Il tradizionale corteo storico di San Nicola torna a Bari il 7 maggio. L'evento, intitolato 'Una caravella di arte e di pace', vedrà la partecipazione di giovani talenti locali e uno spettacolo di danza e musica.
Arte e pace al centro della rievocazione
La città di Bari si prepara ad accogliere la rievocazione storica dedicata a San Nicola. L'evento, giunto alla sua edizione annuale, quest'anno pone un'enfasi particolare sui temi dell'arte e della pace. Il corteo, intitolato 'Una caravella di arte e di pace', attraverserà le vie cittadine il prossimo 7 maggio.
La presentazione ufficiale dell'evento ha visto la partecipazione del sindaco Vito Leccese. Erano presenti anche padre Giovanni Distante, priore della Basilica di San Nicola, e il direttore artistico Gianni Ciardo. Collegata da remoto, Elisa Barucchieri ha illustrato il suo contributo.
Barucchieri, per ResExtensa - Porta d'Oriente, cura l'ideazione e la direzione artistica dello spettacolo 'La luna di San Nicola - Orbite di luce'. Questo spettacolo di danza, musica dal vivo e recitazione si terrà in piazza Libertà. È concepito come una preghiera collettiva contemporanea dedicata al Santo patrono.
Un messaggio di unità e collaborazione
Elisa Barucchieri ha sottolineato l'importanza di questo momento di riflessione. «In un momento in cui i conflitti, gli attriti e una crescente incapacità di onestà e di impegno verso la collaborazione e la pace sono evidenti a ogni livello», ha affermato, «sento che l'unica cosa che possiamo fare è fermarci in un momento di preghiera».
Il sindaco Vito Leccese ha evidenziato il valore universale di San Nicola. È un simbolo di pace, condivisione e costruttore di ponti. «Quest'anno assume, se possibile, un valore ancora maggiore», ha dichiarato Leccese. «Non è un caso che abbiamo scelto l'arte e la pace come temi portanti dell'edizione 2026».
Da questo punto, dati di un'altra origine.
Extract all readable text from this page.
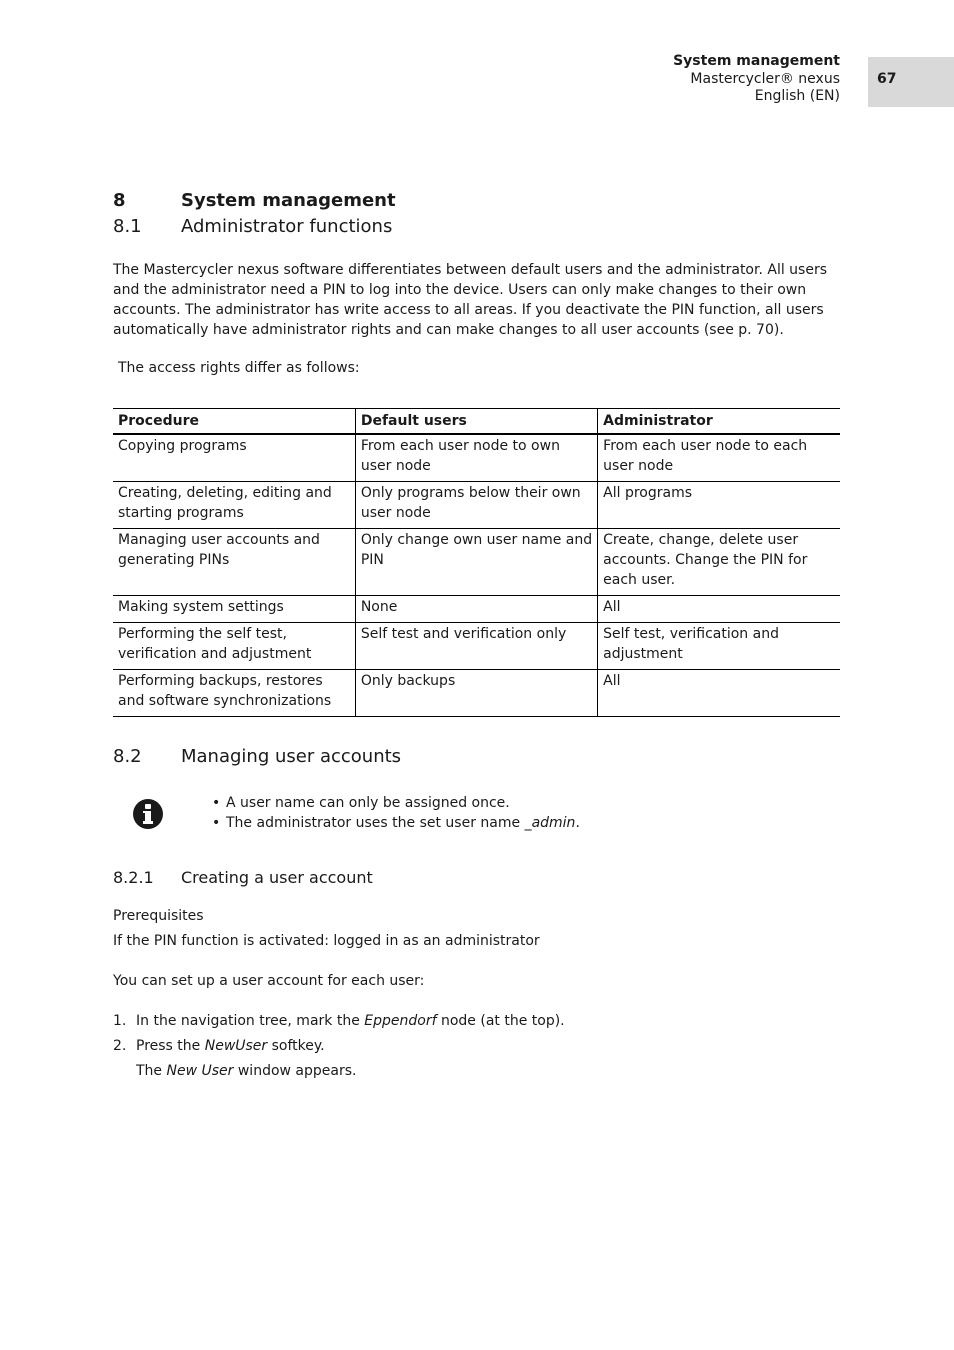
System management
Mastercycler® nexus
English (EN)
67
8	System management
8.1 Administrator functions
The Mastercycler nexus software differentiates between default users and the administrator. All users and the administrator need a PIN to log into the device. Users can only make changes to their own accounts. The administrator has write access to all areas. If you deactivate the PIN function, all users automatically have administrator rights and can make changes to all user accounts (see p. 70).
The access rights differ as follows:
Procedure	Default users	Administrator
Copying programs	From each user node to own user node	From each user node to each user node
Creating, deleting, editing and starting programs	Only programs below their own user node	All programs
Managing user accounts and generating PINs	Only change own user name and PIN	Create, change, delete user accounts. Change the PIN for each user.
Making system settings	None	All
Performing the self test, verification and adjustment	Self test and verification only	Self test, verification and adjustment
Performing backups, restores and software synchronizations	Only backups	All
8.2 Managing user accounts
• A user name can only be assigned once.
• The administrator uses the set user name _admin.
8.2.1 Creating a user account
Prerequisites
If the PIN function is activated: logged in as an administrator
You can set up a user account for each user:
1. In the navigation tree, mark the Eppendorf node (at the top).
2. Press the NewUser softkey.
The New User window appears.
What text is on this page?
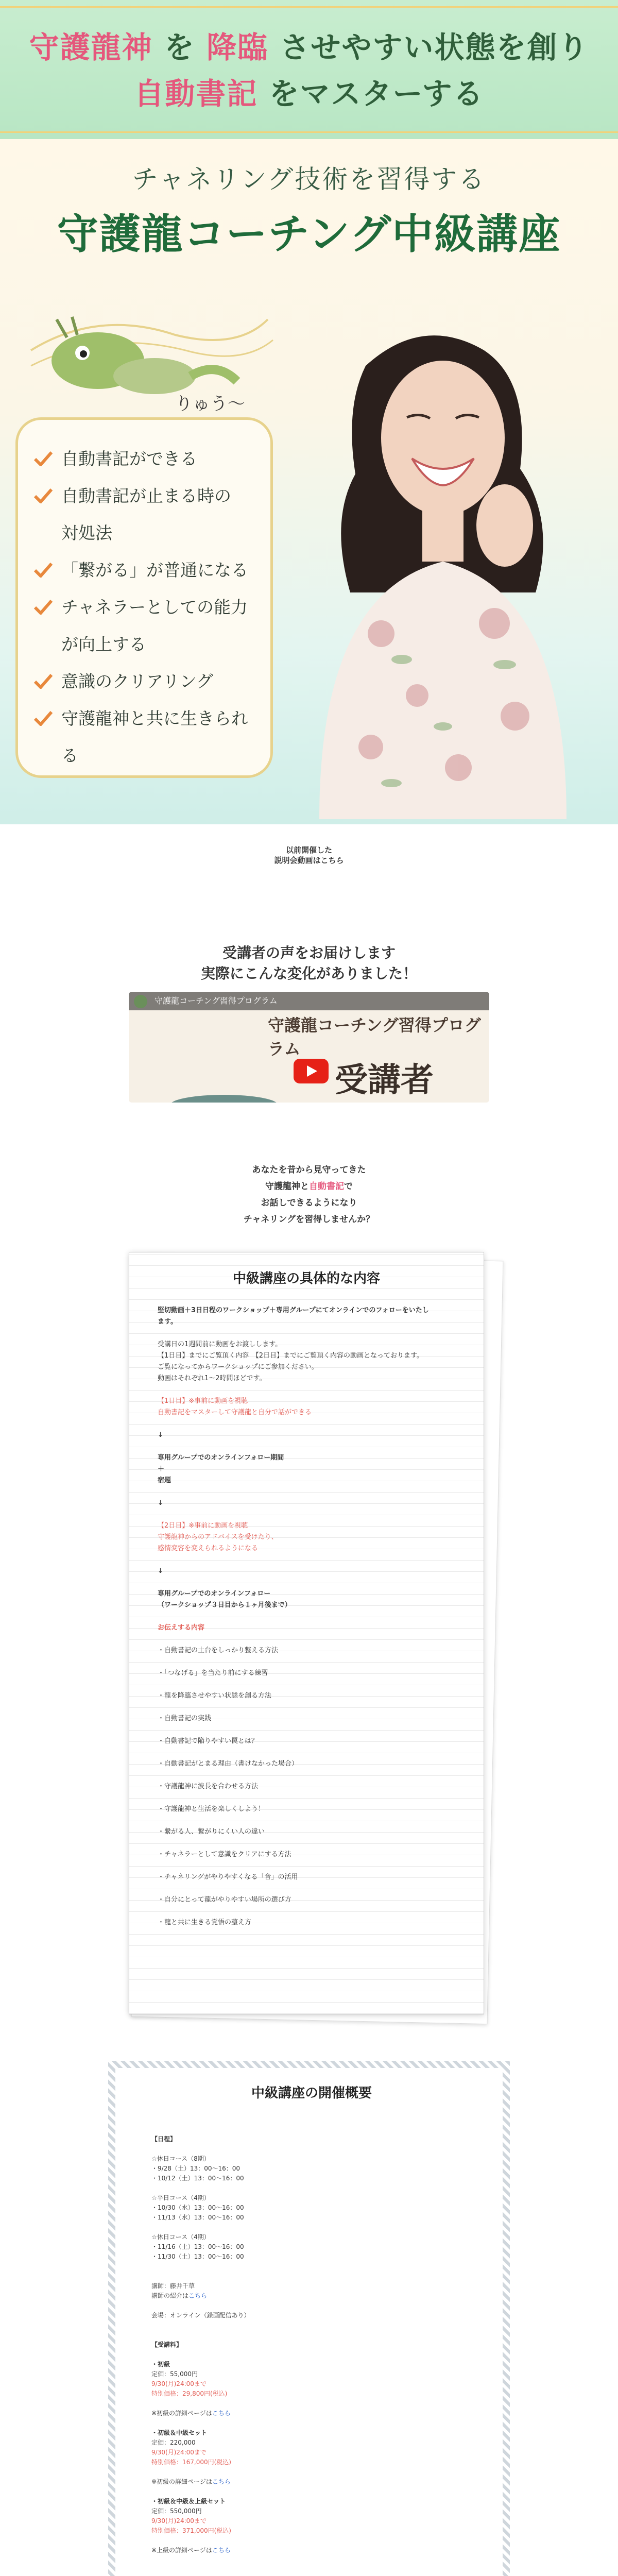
守護龍神 を 降臨 させやすい状態を創り
自動書記 をマスターする
チャネリング技術を習得する
守護龍コーチング中級講座
りゅう〜
自動書記ができる
自動書記が止まる時の
対処法
「繋がる」が普通になる
チャネラーとしての能力
が向上する
意識のクリアリング
守護龍神と共に生きられる
以前開催した
説明会動画はこちら
受講者の声をお届けします
実際にこんな変化がありました！
守護龍コーチング習得プログラム
守護龍コーチング習得プログラム
受講者
あなたを昔から見守ってきた
守護龍神と自動書記で
お話しできるようになり
チャネリングを習得しませんか？
中級講座の具体的な内容

堅切動画＋3日日程のワークショップ＋専用グループにてオンラインでのフォローをいたし

ます。

受講日の1週間前に動画をお渡しします。

【1日目】までにご覧頂く内容　【2日目】までにご覧頂く内容の動画となっております。

ご覧になってからワークショップにご参加ください。

動画はそれぞれ1〜2時間ほどです。

【1日目】※事前に動画を視聴

自動書記をマスターして守護龍と自分で話ができる

↓

専用グループでのオンラインフォロー期間

＋

宿題

↓

【2日目】※事前に動画を視聴

守護龍神からのアドバイスを受けたり、

感情変容を変えられるようになる

↓

専用グループでのオンラインフォロー

（ワークショップ３日目から１ヶ月後まで）

お伝えする内容

・自動書記の土台をしっかり整える方法

・「つなげる」を当たり前にする練習

・龍を降臨させやすい状態を創る方法

・自動書記の実践

・自動書記で陥りやすい罠とは？

・自動書記がとまる理由（書けなかった場合）

・守護龍神に波長を合わせる方法

・守護龍神と生活を楽しくしよう！

・繋がる人、繋がりにくい人の違い

・チャネラーとして意識をクリアにする方法

・チャネリングがやりやすくなる「音」の活用

・自分にとって龍がやりやすい場所の選び方

・龍と共に生きる覚悟の整え方

中級講座の開催概要

【日程】

☆休日コース（8期）

・9/28（土）13：00〜16：00

・10/12（土）13：00〜16：00

☆平日コース（4期）

・10/30（水）13：00〜16：00

・11/13（水）13：00〜16：00

☆休日コース（4期）

・11/16（土）13：00〜16：00

・11/30（土）13：00〜16：00

講師：藤井千草

講師の紹介はこちら

会場：オンライン（録画配信あり）

【受講料】

・初級

定価：55,000円

9/30(月)24:00まで

特別価格：29,800円(税込)

※初級の詳細ページはこちら

・初級＆中級セット

定価：220,000

9/30(月)24:00まで

特別価格：167,000円(税込)

※初級の詳細ページはこちら

・初級＆中級＆上級セット

定価：550,000円

9/30(月)24:00まで

特別価格：371,000円(税込)

※上級の詳細ページはこちら
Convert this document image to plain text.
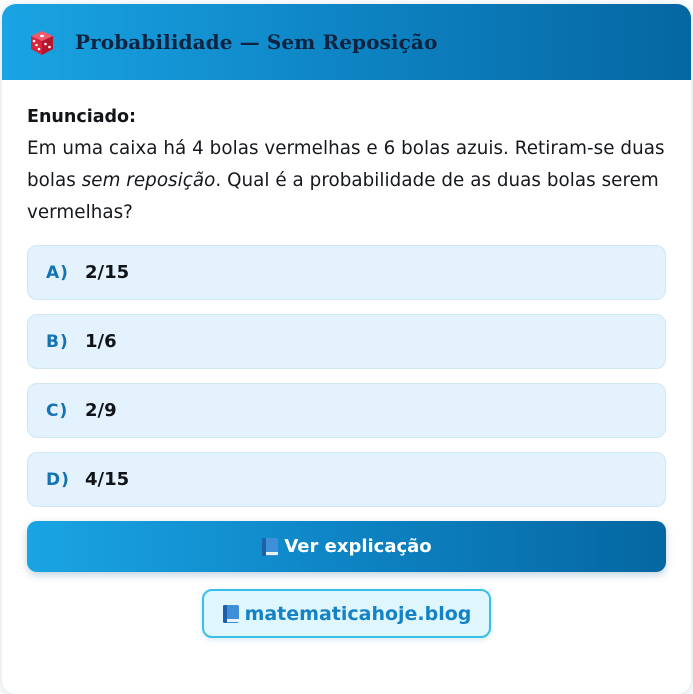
Probabilidade — Sem Reposição
Enunciado:
Em uma caixa há 4 bolas vermelhas e 6 bolas azuis. Retiram-se duas bolas sem reposição. Qual é a probabilidade de as duas bolas serem vermelhas?
A) 2/15
B) 1/6
C) 2/9
D) 4/15
Ver explicação
matematicahoje.blog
Ha aggiunto che in un periodo di forte bisogno di unità, a livello globale e locale, è fondamentale riconoscersi attorno a valori universali. «L'arte e la cultura rappresentano un veicolo potente per trasmettere questi messaggi», ha concluso il primo cittadino.
Coinvolte eccellenze artistiche locali
Questa edizione vedrà per la prima volta la partecipazione di giovani talenti del territorio. Saranno coinvolti studenti dell'Accademia di belle arti e del Conservatorio di Bari. L'Accademia presenterà un'opera scultorea. Questa sarà esposta su un palco semovente all'inizio del corteo.
Il Conservatorio offrirà un accompagnamento musicale. La proposta sonora, per pianoforte solo, è pensata come un racconto in movimento. Due attori guideranno il pubblico lungo il percorso. Faranno rivivere la traslazione delle reliquie di San Nicola.
Il corteo prenderà il via alle ore 20. Sarà aperto da un carro allegorico seguito da danzatori. Già alle 19:30, la grande orchestra di fiati 'Enrico Annoscia' Città di Bari si esibirà. L'orchestra sarà diretta dal maestro Pasquale Aiezza.
San Nicola, simbolo dell'identità barese
Il direttore artistico Gianni Ciardo ha espresso orgoglio per la figura di San Nicola. «Dobbiamo essere orgogliosi di avere San Nicola come simbolo della nostra identità e della nostra comune storia», ha commentato Ciardo.
La caravella, simbolo centrale dell'evento, attraverserà la città. Sarà accompagnata da musica, danza e momenti di riflessione sulla memoria storica. L'evento promette di essere un'occasione per celebrare la cultura e promuovere un messaggio di pace.